The Association says this week’s ruling issued by the Australian Taxation Office (ATO) regarding the sharing economy is inconsistent.
“The ATO has determined that if you make a car available for public hire and use it to transport passengers for a fare, you are required to be registered for GST regardless of your turnover,” said AAoA CEO, Richard Munro.
“Yet, if you make a room in your property available for public hire and charge a fee, GST doesn’t apply.
“Surely, the most sensible approach would be for the ATO to ensure that all companies operating in Australia’s sharing economy pay the same taxes as ‘bricks and mortar’ companies, including GST and company tax,” he said.
Munro’s comments came following an ATO ruling whereby Uber car drivers have been given less than three months to start paying GST, yet the 35,000 Airbnb hosts in Australia won’t have to collect GST or even register for it.
“Airbnb welcomes this announcement by the ATO,” Airbnb’s Australian General Manager, Sam McDonagh said in a statement. “It’s another signal that the sharing economy is here to stay in Australia.”
However, the ATO said Airbnb hosts would still need to declare any income earned from the service and if they didn’t, it would be declared as tax evasion.
Munro said the reaction of some sharing economy companies is evidence that a more detailed policy response is required.
He said: “Many operators in Australia’s accommodation industry are asking the question: ‘does Airbnb pay company tax in Australia; indeed, does it pay any tax in Australia?’
“If it doesn’t, then it is free-riding on the bricks and mortar operators in the tourism industry who pay company tax that, in part, goes towards funding organisations like Tourism Australia, which has responsibility for driving visitation to Australia.

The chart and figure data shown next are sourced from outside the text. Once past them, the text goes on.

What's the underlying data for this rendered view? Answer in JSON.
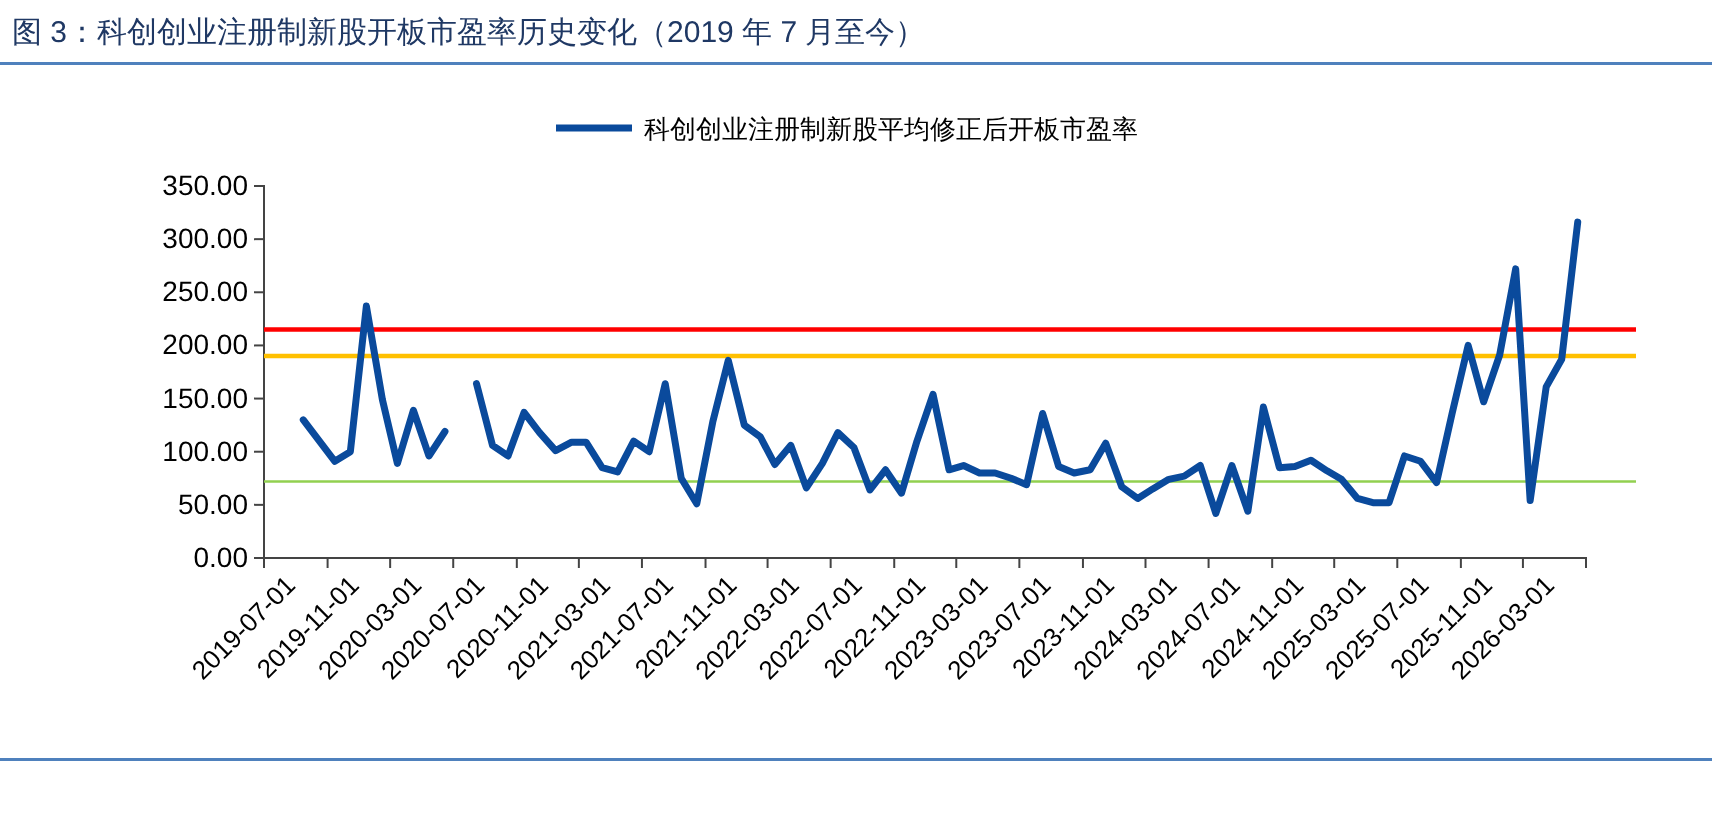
{
  "chart_data": {
    "type": "line",
    "title": "图 3：科创创业注册制新股开板市盈率历史变化（2019 年 7 月至今）",
    "x": [
      "2019-09-15",
      "2019-11-15",
      "2019-12-15",
      "2020-01-15",
      "2020-02-15",
      "2020-03-15",
      "2020-04-15",
      "2020-05-15",
      "2020-06-15",
      "2020-07-15",
      "2020-08-15",
      "2020-09-15",
      "2020-10-15",
      "2020-11-15",
      "2020-12-15",
      "2021-01-15",
      "2021-02-15",
      "2021-03-15",
      "2021-04-15",
      "2021-05-15",
      "2021-06-15",
      "2021-07-15",
      "2021-08-15",
      "2021-09-15",
      "2021-10-15",
      "2021-11-15",
      "2021-12-15",
      "2022-01-15",
      "2022-02-15",
      "2022-03-15",
      "2022-04-15",
      "2022-05-15",
      "2022-06-15",
      "2022-07-15",
      "2022-08-15",
      "2022-09-15",
      "2022-10-15",
      "2022-11-15",
      "2022-12-15",
      "2023-01-15",
      "2023-02-15",
      "2023-03-15",
      "2023-04-15",
      "2023-05-15",
      "2023-06-15",
      "2023-07-15",
      "2023-08-15",
      "2023-09-15",
      "2023-10-15",
      "2023-11-15",
      "2023-12-15",
      "2024-01-15",
      "2024-02-15",
      "2024-03-15",
      "2024-04-15",
      "2024-05-15",
      "2024-06-15",
      "2024-07-15",
      "2024-08-15",
      "2024-09-15",
      "2024-10-15",
      "2024-11-15",
      "2024-12-15",
      "2025-01-15",
      "2025-02-15",
      "2025-03-15",
      "2025-04-15",
      "2025-05-15",
      "2025-06-15",
      "2025-07-15",
      "2025-08-15",
      "2025-09-15",
      "2025-10-15",
      "2025-11-15",
      "2025-12-15",
      "2026-01-15",
      "2026-02-15",
      "2026-03-15",
      "2026-04-15",
      "2026-05-15",
      "2026-06-15"
    ],
    "series": [
      {
        "name": "科创创业注册制新股平均修正后开板市盈率",
        "color": "#0a4a9c",
        "values": [
          130,
          91,
          100,
          237,
          149,
          89,
          139,
          96,
          119,
          null,
          164,
          106,
          96,
          137,
          118,
          101,
          109,
          109,
          85,
          81,
          110,
          100,
          164,
          75,
          51,
          128,
          186,
          125,
          114,
          88,
          106,
          66,
          89,
          118,
          104,
          64,
          83,
          61,
          110,
          154,
          83,
          87,
          80,
          80,
          75,
          69,
          136,
          86,
          80,
          83,
          108,
          67,
          56,
          65,
          74,
          77,
          87,
          42,
          87,
          44,
          142,
          85,
          86,
          92,
          82,
          74,
          56,
          52,
          52,
          96,
          91,
          71,
          136,
          200,
          147,
          191,
          272,
          54,
          161,
          187,
          316
        ]
      }
    ],
    "xlim": [
      "2019-07-01",
      "2026-07-01"
    ],
    "xticks": [
      "2019-07-01",
      "2019-11-01",
      "2020-03-01",
      "2020-07-01",
      "2020-11-01",
      "2021-03-01",
      "2021-07-01",
      "2021-11-01",
      "2022-03-01",
      "2022-07-01",
      "2022-11-01",
      "2023-03-01",
      "2023-07-01",
      "2023-11-01",
      "2024-03-01",
      "2024-07-01",
      "2024-11-01",
      "2025-03-01",
      "2025-07-01",
      "2025-11-01",
      "2026-03-01"
    ],
    "ylim": [
      0,
      350
    ],
    "yticks": [
      {
        "value": 0,
        "label": "0.00"
      },
      {
        "value": 50,
        "label": "50.00"
      },
      {
        "value": 100,
        "label": "100.00"
      },
      {
        "value": 150,
        "label": "150.00"
      },
      {
        "value": 200,
        "label": "200.00"
      },
      {
        "value": 250,
        "label": "250.00"
      },
      {
        "value": 300,
        "label": "300.00"
      },
      {
        "value": 350,
        "label": "350.00"
      }
    ],
    "ref_lines": [
      {
        "axis": "y",
        "value": 215,
        "color": "#ff0000"
      },
      {
        "axis": "y",
        "value": 190,
        "color": "#ffc000"
      },
      {
        "axis": "y",
        "value": 72,
        "color": "#92d050"
      }
    ],
    "legend": "top",
    "grid": false,
    "marker": "none",
    "line_style": "solid"
  }
}
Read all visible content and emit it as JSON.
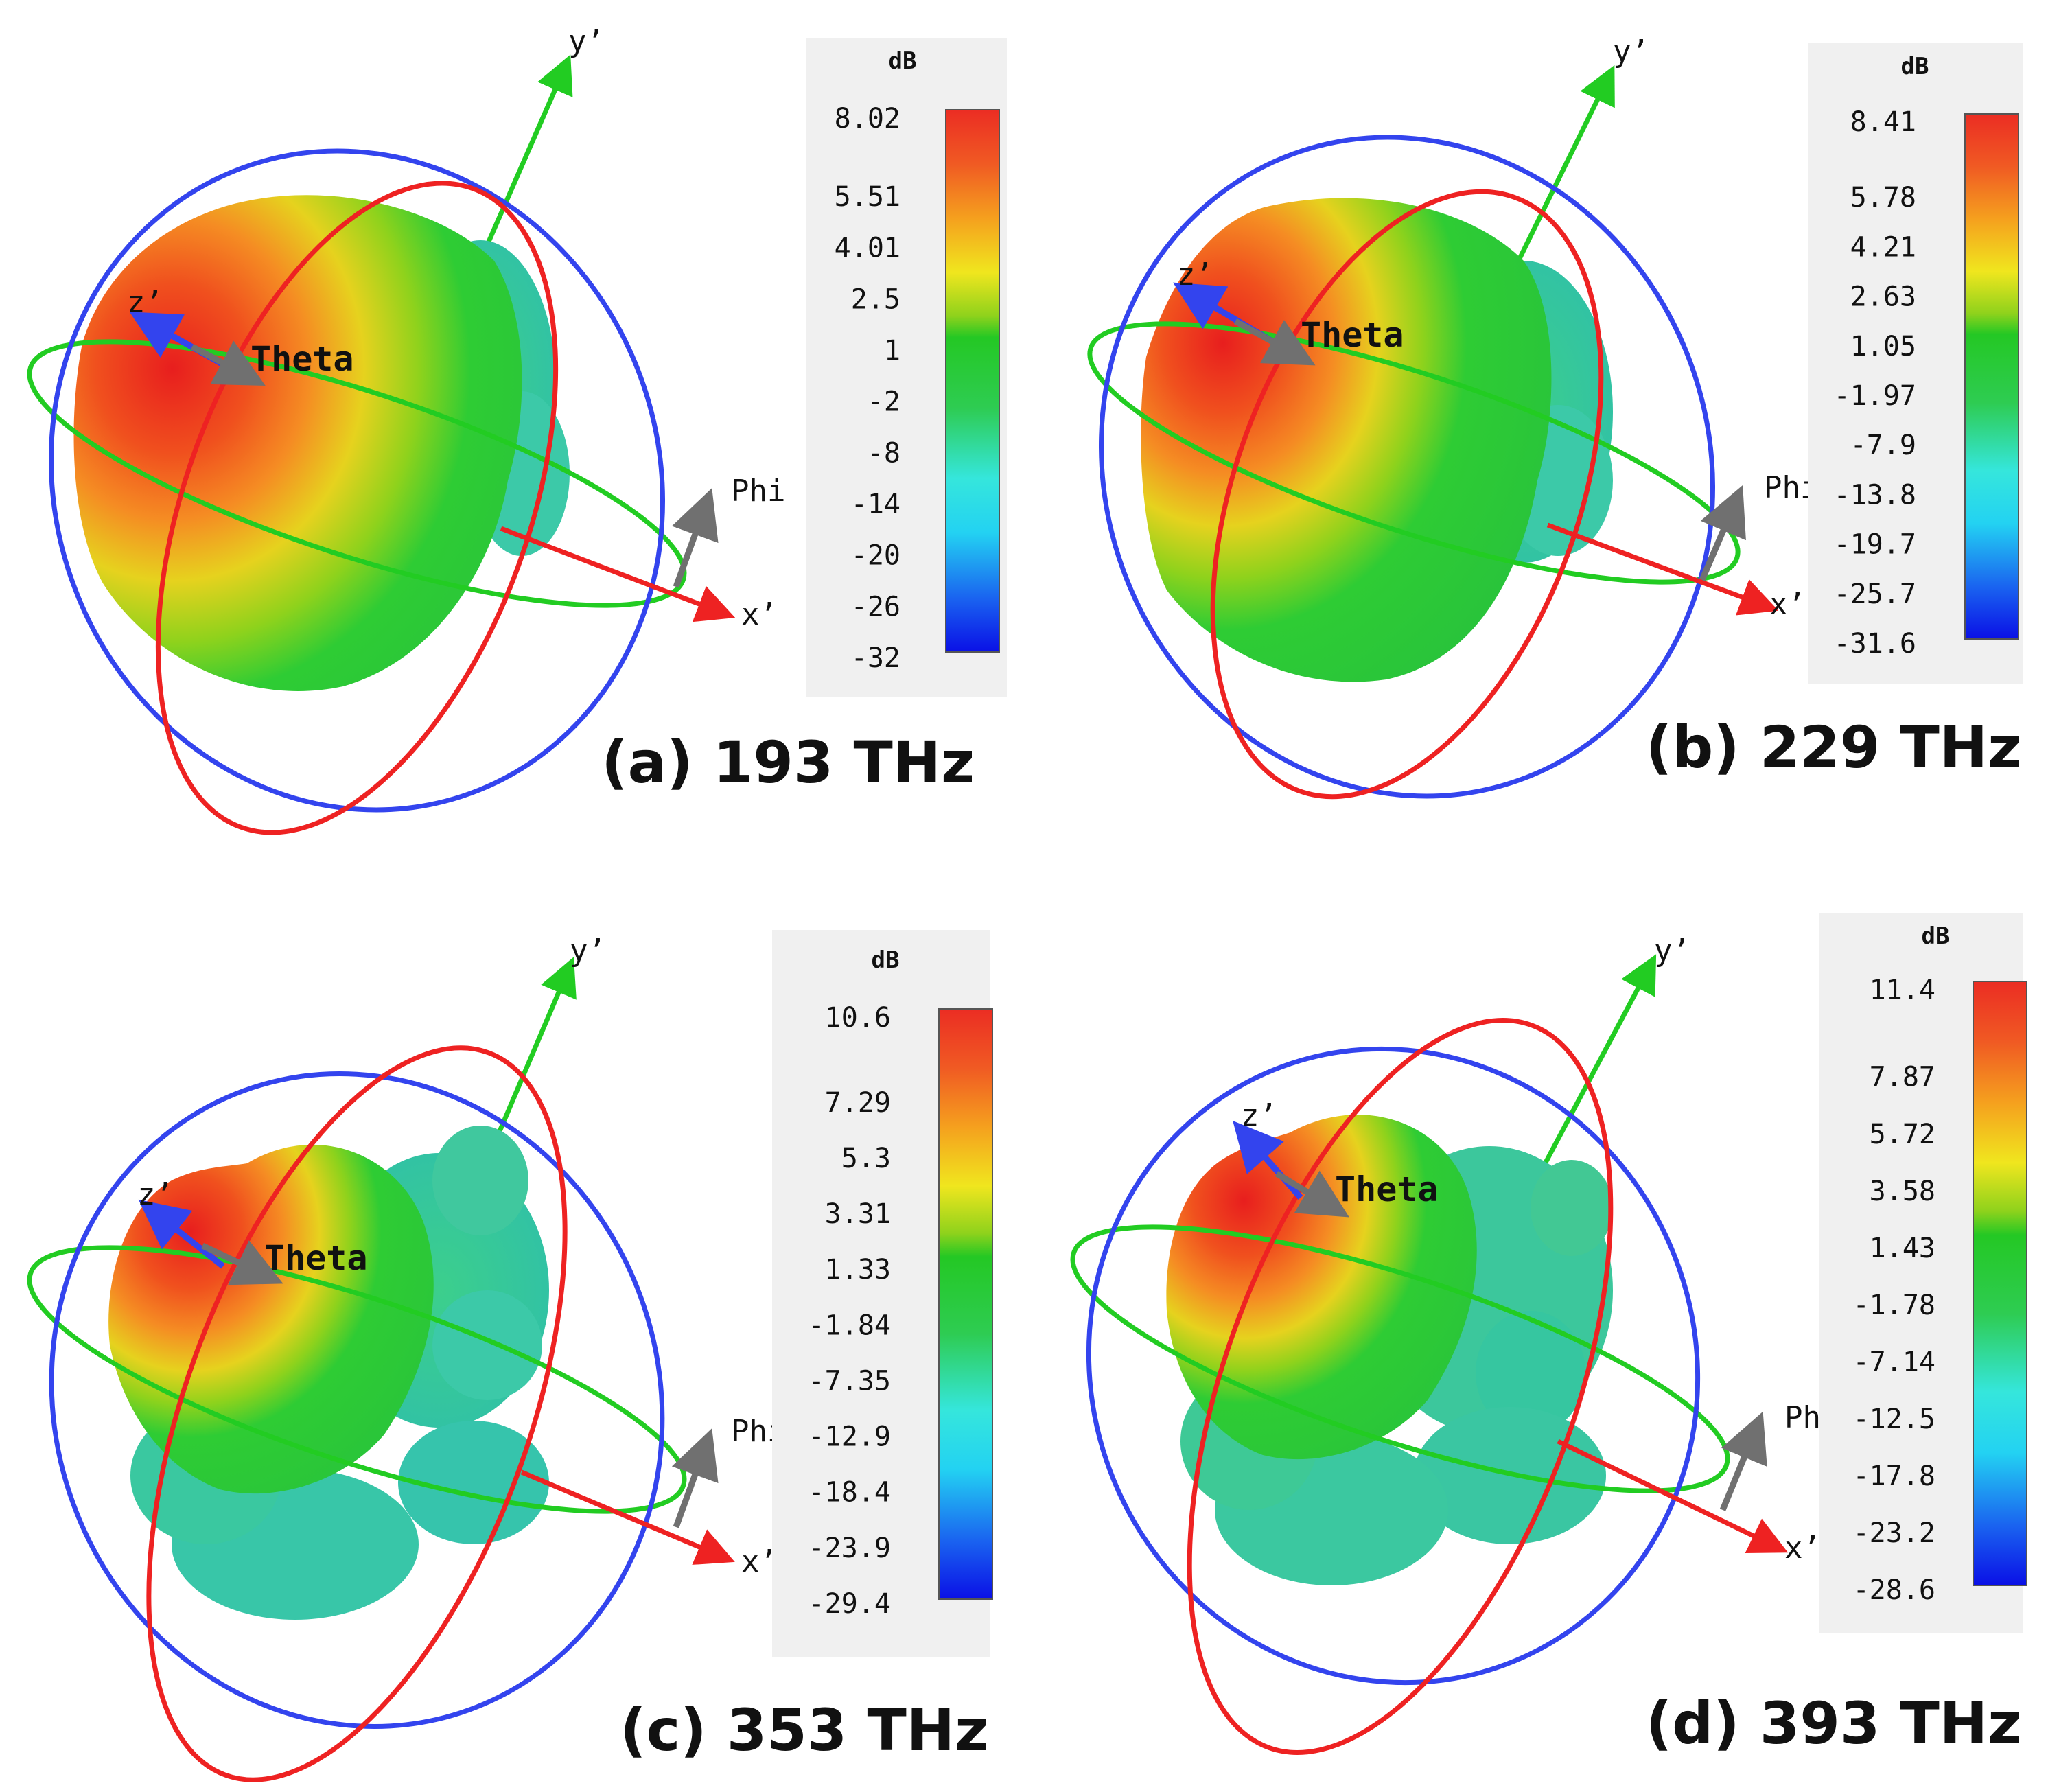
{
  "colormap": [
    "#0a10e6",
    "#1a64f0",
    "#23b4f2",
    "#35e6dc",
    "#3ad8a0",
    "#2ecc52",
    "#24c824",
    "#8fd21c",
    "#f0e61e",
    "#f8b41e",
    "#f57823",
    "#eb2d23"
  ],
  "panels": [
    {
      "id": "a",
      "caption": "(a) 193 THz",
      "unit": "dB",
      "ticks": [
        "8.02",
        "5.51",
        "4.01",
        "2.5",
        "1",
        "-2",
        "-8",
        "-14",
        "-20",
        "-26",
        "-32"
      ],
      "axis_labels": {
        "y": "y’",
        "z": "z’",
        "x": "x’",
        "theta": "Theta",
        "phi": "Phi"
      }
    },
    {
      "id": "b",
      "caption": "(b) 229 THz",
      "unit": "dB",
      "ticks": [
        "8.41",
        "5.78",
        "4.21",
        "2.63",
        "1.05",
        "-1.97",
        "-7.9",
        "-13.8",
        "-19.7",
        "-25.7",
        "-31.6"
      ],
      "axis_labels": {
        "y": "y’",
        "z": "z’",
        "x": "x’",
        "theta": "Theta",
        "phi": "Phi"
      }
    },
    {
      "id": "c",
      "caption": "(c) 353 THz",
      "unit": "dB",
      "ticks": [
        "10.6",
        "7.29",
        "5.3",
        "3.31",
        "1.33",
        "-1.84",
        "-7.35",
        "-12.9",
        "-18.4",
        "-23.9",
        "-29.4"
      ],
      "axis_labels": {
        "y": "y’",
        "z": "z’",
        "x": "x’",
        "theta": "Theta",
        "phi": "Phi"
      }
    },
    {
      "id": "d",
      "caption": "(d) 393 THz",
      "unit": "dB",
      "ticks": [
        "11.4",
        "7.87",
        "5.72",
        "3.58",
        "1.43",
        "-1.78",
        "-7.14",
        "-12.5",
        "-17.8",
        "-23.2",
        "-28.6"
      ],
      "axis_labels": {
        "y": "y’",
        "z": "z’",
        "x": "x’",
        "theta": "Theta",
        "phi": "Phi"
      }
    }
  ]
}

“It appears as if Airbnb has plenty of money to spend on marketing, including sponsoring high-profile Australian sporting clubs and major advertising campaigns, while it is seemingly paying little or no tax in Australia.
“This is in addition to the existing legal question marks which hang over property owners who rent out rooms through Airbnb and other similar platforms such as compliance fire and safety, insurance and disability access to name just a few,” he said.